Linear Regression with a known fixed intercept in R
I want to calculate a linear regression using the lm() function in R. Additionally I want to get the slope of a regression, where I explicitly give the intercept to lm()
.
I found an example on the internet and I tried to read the R-help "?lm" (unfortunately I'm not able to understand it), but I did not succeed. Can anyone tell me where my mistake is?
lin <- data.frame(x = c(0:6), y = c(0.3, 0.1, 0.9, 3.1, 5, 4.9, 6.2))
plot (lin$x, lin$y)
regImp = lm(formula = lin$x ~ lin$y)
abline(regImp, col="blue")
# Does not work:
# Use 1 as intercept
explicitIntercept = rep(1, length(lin$x))
regExp = lm(formula = lin$x ~ lin$y + explicitIntercept)
abline(regExp, col="green")
Thanls for your help.
You could subtract the explicit intercept from the regressand and then fit the intercept-free model:
> intercept <- 1.0
> fit <- lm(I(x - intercept) ~ 0 + y, lin)
> summary(fit)
The 0 +
suppresses the fitting of the intercept by lm
.
edit To plot the fit, use
> abline(intercept, coef(fit))
P.S. The variables in your model look the wrong way round: it's usually y ~ x
, not x ~ y
(i.e. the regressand should go on the left and the regressor(s) on the right).
I see that you have accepted a solution using I().
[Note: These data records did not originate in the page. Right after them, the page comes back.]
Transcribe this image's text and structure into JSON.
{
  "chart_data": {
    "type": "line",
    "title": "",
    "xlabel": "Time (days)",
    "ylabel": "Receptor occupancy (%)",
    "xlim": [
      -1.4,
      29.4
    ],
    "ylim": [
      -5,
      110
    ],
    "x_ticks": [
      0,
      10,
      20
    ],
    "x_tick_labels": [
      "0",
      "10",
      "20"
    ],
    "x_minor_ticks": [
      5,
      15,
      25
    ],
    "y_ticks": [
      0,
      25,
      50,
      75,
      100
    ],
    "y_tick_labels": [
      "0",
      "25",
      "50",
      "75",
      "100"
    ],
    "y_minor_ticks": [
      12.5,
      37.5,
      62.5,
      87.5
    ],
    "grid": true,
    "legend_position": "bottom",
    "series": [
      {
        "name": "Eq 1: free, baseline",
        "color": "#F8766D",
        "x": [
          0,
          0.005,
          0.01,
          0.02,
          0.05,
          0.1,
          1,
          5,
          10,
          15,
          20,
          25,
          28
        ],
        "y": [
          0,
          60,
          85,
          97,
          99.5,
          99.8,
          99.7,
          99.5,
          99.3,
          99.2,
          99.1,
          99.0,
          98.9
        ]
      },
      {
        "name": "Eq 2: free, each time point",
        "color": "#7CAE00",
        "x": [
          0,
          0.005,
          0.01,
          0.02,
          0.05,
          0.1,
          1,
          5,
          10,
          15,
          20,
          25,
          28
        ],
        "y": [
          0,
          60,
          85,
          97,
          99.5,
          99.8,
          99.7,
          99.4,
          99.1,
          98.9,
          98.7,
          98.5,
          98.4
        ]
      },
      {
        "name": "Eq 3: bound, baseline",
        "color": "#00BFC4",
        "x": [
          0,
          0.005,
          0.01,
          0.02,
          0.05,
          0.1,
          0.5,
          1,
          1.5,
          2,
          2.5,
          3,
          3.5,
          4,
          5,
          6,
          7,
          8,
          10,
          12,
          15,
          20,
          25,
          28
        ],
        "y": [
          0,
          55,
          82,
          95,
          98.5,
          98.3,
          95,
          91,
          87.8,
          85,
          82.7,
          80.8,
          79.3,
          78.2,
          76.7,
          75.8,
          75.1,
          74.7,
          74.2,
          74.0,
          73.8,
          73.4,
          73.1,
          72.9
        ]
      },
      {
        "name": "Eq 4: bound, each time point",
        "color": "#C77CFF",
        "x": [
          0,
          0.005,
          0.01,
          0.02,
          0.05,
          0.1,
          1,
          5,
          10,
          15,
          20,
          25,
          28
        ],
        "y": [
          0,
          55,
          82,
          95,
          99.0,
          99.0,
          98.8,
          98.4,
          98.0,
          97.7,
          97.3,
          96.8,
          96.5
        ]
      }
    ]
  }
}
I had thought that an offset() based solution would have been more obvious, but tastes vary and after working through the offset solution I can appreciate the economy of the I() solution:
with(lin, plot(y,x) )
lm_shift_up <- lm(x ~ y +0 +
offset(rep(1, nrow(lin))),
data=lin)
abline(1,coef(lm_shift_up))
I have used both offset and I(). I also find offset easier to work with (like BondedDust) since you can set your intercept.
Assuming Intercept is 10.
plot (lin$x, lin$y)
fit <-lm(lin$y~0 +lin$x,offset=rep(10,length(lin$x)))
abline(fit,col="blue")